The type ‘quatern’ is an abstract C type for integral elements of the quaternion division algebra. The actual C type (‘quatern’) is pseudo-implemented as a struct of 4 MP-integers, which are based on either GMP-MPZ or BSD-MP.

Lisp objects can be tested for the type ‘quatern’ by the following predicate.

— Function: quaternp object

Return t if object is a quaternion, nil otherwise.

The read syntax of ‘quatern’s is similar to the read syntax for complex numbers. The lisp reader interprets a+bi+cj+dk as ‘quatern’ whenever a, b, c and d are all rational integers.
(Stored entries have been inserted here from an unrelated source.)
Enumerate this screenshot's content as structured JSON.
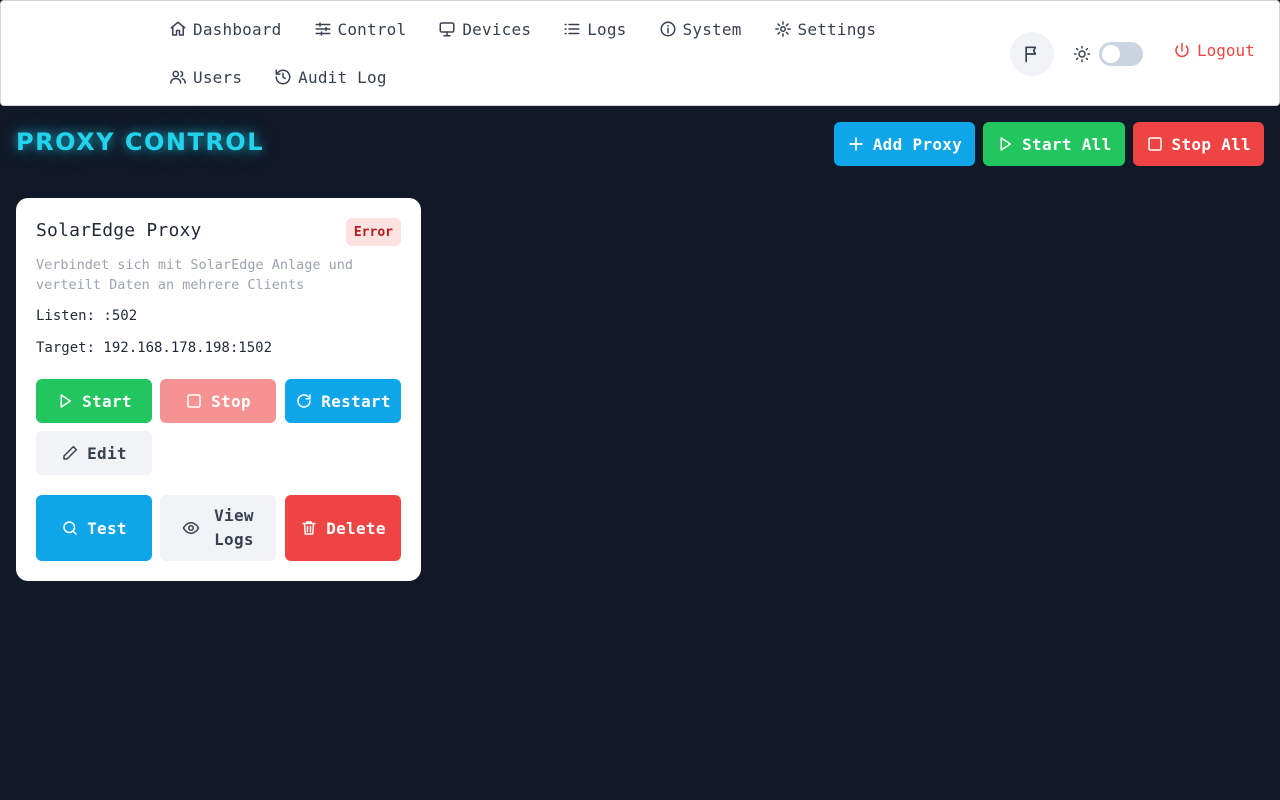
{
  "nav": {
    "items": [
      {
        "label": "Dashboard",
        "icon": "home-icon"
      },
      {
        "label": "Control",
        "icon": "sliders-icon"
      },
      {
        "label": "Devices",
        "icon": "monitor-icon"
      },
      {
        "label": "Logs",
        "icon": "list-icon"
      },
      {
        "label": "System",
        "icon": "info-icon"
      },
      {
        "label": "Settings",
        "icon": "gear-icon"
      },
      {
        "label": "Users",
        "icon": "users-icon"
      },
      {
        "label": "Audit Log",
        "icon": "history-icon"
      }
    ],
    "logout_label": "Logout"
  },
  "page": {
    "title": "PROXY CONTROL"
  },
  "toolbar": {
    "add_label": "Add Proxy",
    "start_all_label": "Start All",
    "stop_all_label": "Stop All"
  },
  "proxy": {
    "name": "SolarEdge Proxy",
    "status": "Error",
    "description": "Verbindet sich mit SolarEdge Anlage und verteilt Daten an mehrere Clients",
    "listen": "Listen: :502",
    "target": "Target: 192.168.178.198:1502",
    "buttons": {
      "start": "Start",
      "stop": "Stop",
      "restart": "Restart",
      "edit": "Edit",
      "test": "Test",
      "view_logs_line1": "View",
      "view_logs_line2": "Logs",
      "delete": "Delete"
    }
  },
  "colors": {
    "background": "#111827",
    "accent_cyan": "#22d3ee",
    "primary_blue": "#0ea5e9",
    "success_green": "#22c55e",
    "danger_red": "#ef4444",
    "stop_disabled": "#f59393",
    "error_badge_bg": "#fde2e2"
  }
}
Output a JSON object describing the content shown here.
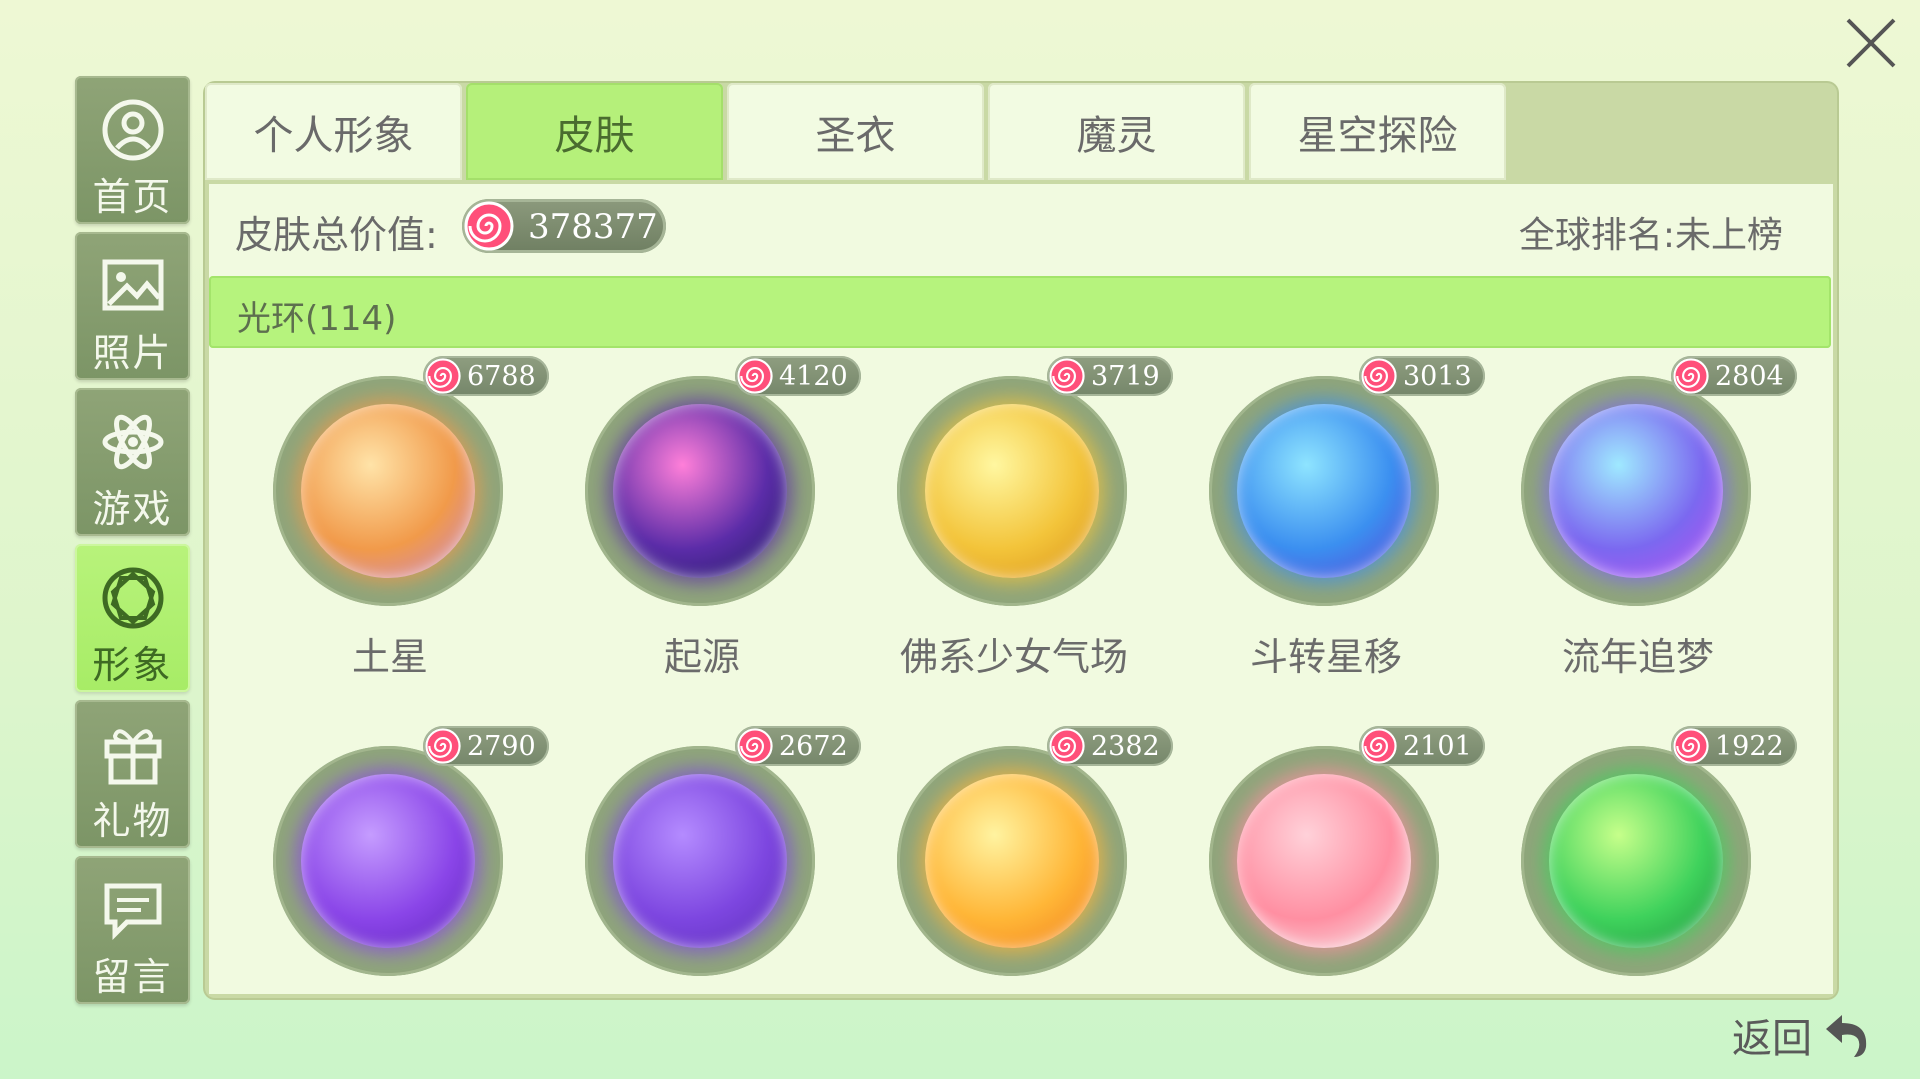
{
  "close_label": "close",
  "sidebar": {
    "items": [
      {
        "label": "首页",
        "icon": "profile-icon"
      },
      {
        "label": "照片",
        "icon": "photo-icon"
      },
      {
        "label": "游戏",
        "icon": "atom-icon"
      },
      {
        "label": "形象",
        "icon": "diamond-icon",
        "active": true
      },
      {
        "label": "礼物",
        "icon": "gift-icon"
      },
      {
        "label": "留言",
        "icon": "message-icon"
      }
    ]
  },
  "tabs": [
    {
      "label": "个人形象"
    },
    {
      "label": "皮肤",
      "active": true
    },
    {
      "label": "圣衣"
    },
    {
      "label": "魔灵"
    },
    {
      "label": "星空探险"
    }
  ],
  "summary": {
    "total_label": "皮肤总价值:",
    "total_value": "378377",
    "rank_text": "全球排名:未上榜"
  },
  "category": {
    "label": "光环(114)"
  },
  "items": [
    {
      "name": "土星",
      "price": "6788",
      "colors": [
        "#ffe3a8",
        "#f19a4a",
        "#c383d6"
      ]
    },
    {
      "name": "起源",
      "price": "4120",
      "colors": [
        "#ff7fd9",
        "#5b2ca8",
        "#1b1a5c"
      ]
    },
    {
      "name": "佛系少女气场",
      "price": "3719",
      "colors": [
        "#fff7a0",
        "#f3c43a",
        "#d88f17"
      ]
    },
    {
      "name": "斗转星移",
      "price": "3013",
      "colors": [
        "#8ee4ff",
        "#3b8ff0",
        "#5b3ed6"
      ]
    },
    {
      "name": "流年追梦",
      "price": "2804",
      "colors": [
        "#9fe9ff",
        "#7b68f0",
        "#c14df2"
      ]
    },
    {
      "name": "",
      "price": "2790",
      "colors": [
        "#c59cff",
        "#8a45e8",
        "#5b22b8"
      ]
    },
    {
      "name": "",
      "price": "2672",
      "colors": [
        "#b48bff",
        "#7d46e0",
        "#5a2db5"
      ]
    },
    {
      "name": "",
      "price": "2382",
      "colors": [
        "#fff3a0",
        "#ffb637",
        "#f07a1a"
      ]
    },
    {
      "name": "",
      "price": "2101",
      "colors": [
        "#ffd1d9",
        "#ff8fa2",
        "#f4f4f4"
      ]
    },
    {
      "name": "",
      "price": "1922",
      "colors": [
        "#c6ff8a",
        "#3fd25c",
        "#1a8d3b"
      ]
    }
  ],
  "back": {
    "label": "返回",
    "icon": "undo-arrow-icon"
  }
}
We call a the z-part, b the i-part, c the j-part and d the k-part of the quaternion.

As for complex or gaussian numbers, there exists a constructor make-quatern which may be used to compose a quaternion by its components.

— Function: make-quatern z i j k

Return the Quaternion whose z-component is z, whose i-, j-, and k-components are i, j and k, respectively. 

     2+4i+3j+k
          ⇒ 2+4i+3j+1k
     0-I-J-K
          ⇒ 0-1i-1j-1k
     (make-quatern 2 1 2 0)
          ⇒ 2+1i+2j+0k

And again, the single linear factors of a quaternion are regainable by the accessor functions quatern-z, quatern-i, quatern-j and quatern-k.

— Function: quatern-z quatern

Return quatern's z-component.

— Function: quatern-i quatern

Return quatern's i-component.

— Function: quatern-j quatern

Return quatern's j-component.

— Function: quatern-k quatern

Return quatern's k-component. 

     (quatern-z 1+2i-3j-k)
          ⇒ 1
     (quatern-i 1+2i-3j-k)
          ⇒ 2
     (quatern-j 1+2i-3j-k)
          ⇒ -3
     (quatern-k 1+2i-3j-k)
          ⇒ -1